Immer die gleichen Straßen 2….

Immer die gleichen Straßen. Immer die gleichen Straßen und wenn man traurig ist und die Füße vom Gehen wund, der Kopf gesenkt, dann sieht man Grashalme sprießen in den Rissen des Troittoirs und müdes Laub am Wegesrand. Und hebt man den Blick dann sieht man manchmal hohe Pappeln. Etwa wenn man den Donaukanal über die Franzensbrücke überquert und dann gen Osten in die hereinbrechende Nacht schaut, während auf der anderen Seite sich die letzten Sonnenstrahlen in den Dächern der Innenstadt verfangen. Und die gleichen Straßen, wenn auch viel kleinere Häuser in meiner Heimatstadt P. Die niedrigen Häuser dort scheinen sich hinter den Bäumen zu verstecken. Auf unsrisch heißt Birke BREZA. Sie wächst vor umserem Haus auf der Ulica-Vuk-Karadžića 31. Die BREZA erkennt jedes Kind an der weißen Rinde, sagte mir meine Großmutter. Eines Morgens im verschneiten Frühling 92 wollte mich mein Vater zur Schule fahren und als er dabei war das Eis von der Autoscheibe wegzukratzen, sprach ihn ein Nachbar an:

„Gestern in der Sitzung, haben Sie gesagt Du wirst eingeperrt wenn es hier in P. Zum Krieg kommt. Manche wollen Dich auch aufhängen am Marschall-Tito-Platz.“

Beide schwiegen und tauschten Blicke. Mir fiel es schwer zu atmen.

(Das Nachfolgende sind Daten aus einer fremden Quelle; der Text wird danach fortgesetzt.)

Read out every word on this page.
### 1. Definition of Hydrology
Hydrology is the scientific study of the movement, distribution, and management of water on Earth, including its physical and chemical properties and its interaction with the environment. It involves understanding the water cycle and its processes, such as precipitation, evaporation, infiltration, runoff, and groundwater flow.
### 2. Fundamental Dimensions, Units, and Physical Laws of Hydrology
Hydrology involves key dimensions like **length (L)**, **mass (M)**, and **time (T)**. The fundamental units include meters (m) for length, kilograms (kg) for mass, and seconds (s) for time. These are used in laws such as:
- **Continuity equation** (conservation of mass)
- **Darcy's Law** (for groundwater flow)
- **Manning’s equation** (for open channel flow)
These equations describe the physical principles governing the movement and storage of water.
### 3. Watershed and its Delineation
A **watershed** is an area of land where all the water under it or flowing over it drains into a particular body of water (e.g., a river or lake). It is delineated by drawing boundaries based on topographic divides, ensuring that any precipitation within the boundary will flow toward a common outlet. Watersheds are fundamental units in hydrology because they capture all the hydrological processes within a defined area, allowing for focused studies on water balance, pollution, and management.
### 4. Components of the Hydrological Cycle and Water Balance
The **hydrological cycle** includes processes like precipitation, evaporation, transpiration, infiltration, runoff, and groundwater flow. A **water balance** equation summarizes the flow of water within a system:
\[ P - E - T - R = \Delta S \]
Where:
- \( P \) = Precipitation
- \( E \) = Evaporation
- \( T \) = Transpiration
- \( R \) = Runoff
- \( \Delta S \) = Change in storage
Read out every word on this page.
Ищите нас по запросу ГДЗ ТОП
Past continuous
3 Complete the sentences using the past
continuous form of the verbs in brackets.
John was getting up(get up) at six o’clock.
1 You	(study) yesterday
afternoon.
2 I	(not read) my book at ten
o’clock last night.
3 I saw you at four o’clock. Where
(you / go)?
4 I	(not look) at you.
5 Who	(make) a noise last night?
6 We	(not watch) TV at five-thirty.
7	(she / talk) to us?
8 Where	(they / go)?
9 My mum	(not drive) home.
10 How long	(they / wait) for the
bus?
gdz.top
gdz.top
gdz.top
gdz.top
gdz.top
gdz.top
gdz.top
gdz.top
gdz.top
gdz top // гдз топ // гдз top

„Wem habe ich etwas getan?“

„Ich sage es Dir nur, weil ich korrekt zu Dir bin, weil Du meine Mutter damals behandelt hast“

Im Auto später strich mir Vater über die Wange und sagte, dass es nicht zu einem Krieg kommen wird:

„Lord Carrington ist aus England gekommen und verhandelt mit unseren Politikern. Die Moslems und Serben bekommen jetzt Kantone, wie die Schweiz und brauchen nicht miteinander Krieg zu führen.“

Ich kann freier atmen, wenn ich den Donaukanal entlanggehe und dort ist der Himmel, wenn auch mit Wolken verdeckt und da sind Pappeln, wenn auch bar ihres Grüns im Winter. Immer die gleichen Straßen. Immer die gleichen Gedanken, wenn man traurig ist und die Füße, vom Gehen wund.